Moreover, while Europe was struggling with the pandemic, it realized that Chinese companies had begun acquiring companies in advanced technologies such as semiconductors, and anger surged.
French President Macron listed items that would be shifted from dependence on China to domestic production, and from British ministers came voices calling for a review of the introduction of fifth-generation, 5G, mobile communications networks by Huawei Technologies, the Chinese telecommunications equipment giant.
Prime Minister Shinzo Abe went even further.
On March 5, when the postponement of Chinese President Xi Jinping’s visit to Japan was decided, he set out to rebuild the supply chain through emergency economic measures.
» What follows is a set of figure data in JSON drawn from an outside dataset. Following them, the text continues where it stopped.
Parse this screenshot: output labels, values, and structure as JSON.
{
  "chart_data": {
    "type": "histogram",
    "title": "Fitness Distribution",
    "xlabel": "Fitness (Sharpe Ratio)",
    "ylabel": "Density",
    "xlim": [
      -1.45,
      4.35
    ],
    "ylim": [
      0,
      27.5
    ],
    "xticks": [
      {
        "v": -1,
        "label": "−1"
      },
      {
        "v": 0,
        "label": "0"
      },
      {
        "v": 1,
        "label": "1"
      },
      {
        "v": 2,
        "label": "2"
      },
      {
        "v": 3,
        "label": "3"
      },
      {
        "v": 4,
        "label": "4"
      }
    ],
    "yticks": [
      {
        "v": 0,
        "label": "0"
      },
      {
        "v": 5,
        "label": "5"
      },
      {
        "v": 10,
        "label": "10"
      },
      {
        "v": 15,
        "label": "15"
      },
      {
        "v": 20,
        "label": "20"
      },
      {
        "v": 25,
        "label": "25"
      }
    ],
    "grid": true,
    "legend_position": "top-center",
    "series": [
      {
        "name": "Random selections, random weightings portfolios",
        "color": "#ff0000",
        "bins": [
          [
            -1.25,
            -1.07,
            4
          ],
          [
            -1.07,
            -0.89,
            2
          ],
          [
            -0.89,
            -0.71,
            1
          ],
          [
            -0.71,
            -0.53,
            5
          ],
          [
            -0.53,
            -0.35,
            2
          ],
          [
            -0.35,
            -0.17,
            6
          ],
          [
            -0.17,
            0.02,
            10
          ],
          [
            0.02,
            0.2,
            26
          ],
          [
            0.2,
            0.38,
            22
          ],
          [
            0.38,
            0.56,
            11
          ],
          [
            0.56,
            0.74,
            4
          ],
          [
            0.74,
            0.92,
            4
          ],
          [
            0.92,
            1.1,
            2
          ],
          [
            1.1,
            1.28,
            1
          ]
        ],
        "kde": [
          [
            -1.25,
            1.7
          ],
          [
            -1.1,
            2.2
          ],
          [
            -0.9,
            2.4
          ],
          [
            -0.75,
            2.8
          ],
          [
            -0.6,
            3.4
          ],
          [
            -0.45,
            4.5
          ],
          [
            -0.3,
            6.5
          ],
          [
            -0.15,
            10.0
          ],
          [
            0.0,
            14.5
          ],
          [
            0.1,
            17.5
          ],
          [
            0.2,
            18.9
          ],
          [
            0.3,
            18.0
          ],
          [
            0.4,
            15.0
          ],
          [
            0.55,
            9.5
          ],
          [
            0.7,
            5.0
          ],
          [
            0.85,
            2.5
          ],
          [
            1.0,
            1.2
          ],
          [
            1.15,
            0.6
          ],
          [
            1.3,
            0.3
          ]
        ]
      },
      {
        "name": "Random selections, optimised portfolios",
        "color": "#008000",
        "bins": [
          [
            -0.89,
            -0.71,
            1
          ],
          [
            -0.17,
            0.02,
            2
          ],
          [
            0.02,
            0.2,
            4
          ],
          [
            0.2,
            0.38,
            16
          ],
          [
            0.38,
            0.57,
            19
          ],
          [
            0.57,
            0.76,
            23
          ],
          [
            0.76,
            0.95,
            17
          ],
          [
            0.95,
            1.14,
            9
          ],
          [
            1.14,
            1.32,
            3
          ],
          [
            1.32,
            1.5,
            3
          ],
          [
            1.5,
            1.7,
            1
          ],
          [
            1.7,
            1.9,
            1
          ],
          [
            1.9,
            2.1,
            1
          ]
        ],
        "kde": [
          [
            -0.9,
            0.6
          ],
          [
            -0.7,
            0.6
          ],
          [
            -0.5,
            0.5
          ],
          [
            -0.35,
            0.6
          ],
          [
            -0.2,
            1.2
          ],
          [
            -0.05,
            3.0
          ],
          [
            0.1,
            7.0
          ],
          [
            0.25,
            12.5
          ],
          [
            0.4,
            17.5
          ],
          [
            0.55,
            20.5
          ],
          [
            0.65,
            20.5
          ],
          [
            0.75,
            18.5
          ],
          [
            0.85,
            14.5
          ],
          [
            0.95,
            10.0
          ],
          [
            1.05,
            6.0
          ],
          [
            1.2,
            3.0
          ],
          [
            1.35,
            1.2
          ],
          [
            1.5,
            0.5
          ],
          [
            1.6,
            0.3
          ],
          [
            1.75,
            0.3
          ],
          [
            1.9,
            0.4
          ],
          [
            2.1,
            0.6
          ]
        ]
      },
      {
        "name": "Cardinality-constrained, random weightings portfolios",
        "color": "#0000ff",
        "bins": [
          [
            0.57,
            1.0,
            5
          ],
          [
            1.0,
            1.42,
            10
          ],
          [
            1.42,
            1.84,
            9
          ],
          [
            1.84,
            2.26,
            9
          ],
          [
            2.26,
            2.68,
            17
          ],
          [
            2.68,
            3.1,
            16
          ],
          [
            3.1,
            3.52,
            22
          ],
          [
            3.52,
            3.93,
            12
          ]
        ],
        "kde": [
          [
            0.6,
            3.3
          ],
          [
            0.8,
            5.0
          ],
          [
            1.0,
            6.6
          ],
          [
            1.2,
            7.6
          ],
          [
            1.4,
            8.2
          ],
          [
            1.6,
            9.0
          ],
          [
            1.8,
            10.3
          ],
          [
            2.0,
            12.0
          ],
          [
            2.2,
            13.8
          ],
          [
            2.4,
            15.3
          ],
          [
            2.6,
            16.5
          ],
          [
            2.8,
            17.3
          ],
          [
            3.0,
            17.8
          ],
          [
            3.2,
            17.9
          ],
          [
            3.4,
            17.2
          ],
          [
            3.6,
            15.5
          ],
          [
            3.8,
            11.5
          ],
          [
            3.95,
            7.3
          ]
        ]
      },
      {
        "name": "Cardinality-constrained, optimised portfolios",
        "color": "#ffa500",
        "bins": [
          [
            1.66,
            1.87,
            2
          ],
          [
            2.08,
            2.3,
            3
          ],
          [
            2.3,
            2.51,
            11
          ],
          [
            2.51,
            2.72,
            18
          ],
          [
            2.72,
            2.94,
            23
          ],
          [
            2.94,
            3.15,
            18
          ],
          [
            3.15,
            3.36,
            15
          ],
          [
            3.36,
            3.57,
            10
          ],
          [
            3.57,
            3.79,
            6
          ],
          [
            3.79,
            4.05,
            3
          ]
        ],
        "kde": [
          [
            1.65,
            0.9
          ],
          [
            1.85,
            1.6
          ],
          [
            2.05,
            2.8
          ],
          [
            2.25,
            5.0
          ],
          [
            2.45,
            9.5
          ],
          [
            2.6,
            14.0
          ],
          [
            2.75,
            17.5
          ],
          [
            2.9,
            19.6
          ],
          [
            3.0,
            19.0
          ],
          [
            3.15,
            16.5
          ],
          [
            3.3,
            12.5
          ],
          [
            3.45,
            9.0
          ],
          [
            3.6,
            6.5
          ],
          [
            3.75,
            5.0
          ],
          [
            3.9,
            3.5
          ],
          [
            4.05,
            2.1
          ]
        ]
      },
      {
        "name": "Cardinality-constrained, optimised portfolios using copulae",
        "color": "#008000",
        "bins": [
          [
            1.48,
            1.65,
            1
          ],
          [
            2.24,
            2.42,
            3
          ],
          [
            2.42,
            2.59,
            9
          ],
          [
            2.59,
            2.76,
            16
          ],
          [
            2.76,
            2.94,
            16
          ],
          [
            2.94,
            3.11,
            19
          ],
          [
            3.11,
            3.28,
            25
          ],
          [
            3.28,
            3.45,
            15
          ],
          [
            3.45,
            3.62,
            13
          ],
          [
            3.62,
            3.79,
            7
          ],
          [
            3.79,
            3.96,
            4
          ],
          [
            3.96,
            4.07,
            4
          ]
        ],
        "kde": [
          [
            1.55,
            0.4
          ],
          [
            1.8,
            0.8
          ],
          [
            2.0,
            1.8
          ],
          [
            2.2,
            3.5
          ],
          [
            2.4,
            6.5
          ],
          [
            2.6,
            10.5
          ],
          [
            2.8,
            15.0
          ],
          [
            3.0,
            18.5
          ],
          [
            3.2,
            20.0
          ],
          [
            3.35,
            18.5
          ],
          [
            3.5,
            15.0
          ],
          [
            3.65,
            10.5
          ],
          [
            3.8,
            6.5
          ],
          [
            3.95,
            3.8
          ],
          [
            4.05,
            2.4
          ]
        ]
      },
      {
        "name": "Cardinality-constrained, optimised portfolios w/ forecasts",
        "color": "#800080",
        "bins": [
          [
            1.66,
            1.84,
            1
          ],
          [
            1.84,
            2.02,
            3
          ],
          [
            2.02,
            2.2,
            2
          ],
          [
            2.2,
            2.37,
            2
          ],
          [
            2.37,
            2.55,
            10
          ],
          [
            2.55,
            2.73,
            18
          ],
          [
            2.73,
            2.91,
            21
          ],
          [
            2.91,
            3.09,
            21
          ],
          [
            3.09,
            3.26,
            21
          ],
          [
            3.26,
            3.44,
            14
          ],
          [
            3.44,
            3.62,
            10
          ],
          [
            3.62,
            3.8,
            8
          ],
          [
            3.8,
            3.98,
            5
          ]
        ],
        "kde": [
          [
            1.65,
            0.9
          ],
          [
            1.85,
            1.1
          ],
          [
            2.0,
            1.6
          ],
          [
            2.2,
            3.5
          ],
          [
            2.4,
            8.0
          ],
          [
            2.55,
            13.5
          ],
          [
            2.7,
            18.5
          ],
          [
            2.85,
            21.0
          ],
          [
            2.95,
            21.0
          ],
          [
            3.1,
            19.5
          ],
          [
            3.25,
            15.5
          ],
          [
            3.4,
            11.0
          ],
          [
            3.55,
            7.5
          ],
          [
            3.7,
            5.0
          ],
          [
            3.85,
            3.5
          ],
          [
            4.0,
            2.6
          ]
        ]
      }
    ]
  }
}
At the Future Investment Council, chaired by the Prime Minister, he clearly indicated support for companies that would bring production bases for high-value-added products back to Japan, and move other bases to Southeast Asia and elsewhere in order to diversify them.
*Why has NHK said almost nothing about the fact that, in response to this great disaster, Prime Minister Abe decided upon the correct hundred-year national strategy? The answer lies in the following lines*
Beijing has received with shock the clear “departure from China” by Japan, the United States, and Europe.
Even before the outbreak of the Wuhan virus, China, burdened with enormous debt and forced into difficult economic management, most feared that Japan, the United States, and Europe would cut off their supply chains.
From U.S. think tanks, there are even voices warning of the “weaponization of pharmaceuticals,” such as China producing medicines with contaminants in the future.
But if many products are to be made in the West, consumers must be prepared to accept higher costs.
Which will you choose?
Chinese-made products that are cheap but whose safety is doubtful, or domestically made products that cost more but are safe?